Tras la muerte de Franco y el inicio de la Transición, las negociaciones se intensificaron. Finalmente, se firmó el Tratado de Adhesión en 1985, que supuso la entrada efectiva de España en la entonces Comunidad Económica Europea (CEE) el 1 de enero de 1986.
El impacto de la entrada fue inmediato y profundo:
- Modernización económica: España tuvo que adaptar su industria y agricultura a la competencia europea.
- Consolidación democrática: La pertenencia al club europeo actuó como un ancla de estabilidad política.
- Apertura comercial: Se eliminaron los aranceles con nuestros vecinos, facilitando el flujo de mercancías.
Las instituciones europeas y la participación española
Como Estado miembro, España participa activamente en la toma de decisiones a través de las principales instituciones:
- Parlamento Europeo: Representa a los ciudadanos. Los eurodiputados españoles se eligen por sufragio universal cada cinco años.
- Comisión Europea: Es el órgano ejecutivo. España cuenta con un comisario que defiende los intereses generales de la Unión, no los nacionales.
- Consejo de la Unión Europea: Donde se reúnen los ministros de los gobiernos nacionales para legislar.
- Tribunal de Justicia de la UE: Vela por que la legislación europea se aplique de la misma manera en todos los países.
España ha pasado de ser un país receptor de directrices a ser un actor clave en la configuración de la política mediterránea y las relaciones con América Latina.
Tratados fundamentales y su repercusión
La arquitectura de la UE ha evolucionado mediante tratados que España ha ratificado con entusiasmo:
- Tratado de Maastricht (1992): Fue el pilar de la Unión Económica y Monetaria.

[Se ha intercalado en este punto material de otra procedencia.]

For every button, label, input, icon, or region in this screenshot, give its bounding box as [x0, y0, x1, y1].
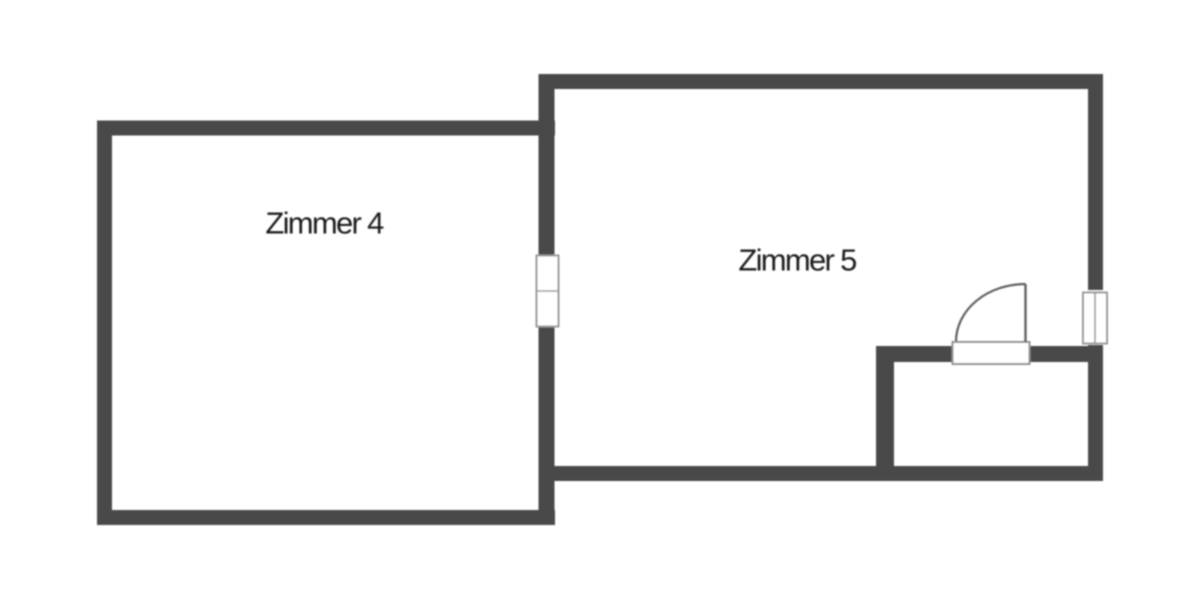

Estableció los criterios de convergencia necesarios para adoptar la moneda única y creó la ciudadanía europea.
- Acuerdo de Schengen: Permitió la supresión de las fronteras interiores, facilitando la libre circulación de personas, algo vital para el turismo español.
- Tratado de Lisboa (2007): Aumentó la eficacia y la democracia en la UE, otorgando más poder al Parlamento y creando la figura del Alto Representante para Asuntos Exteriores.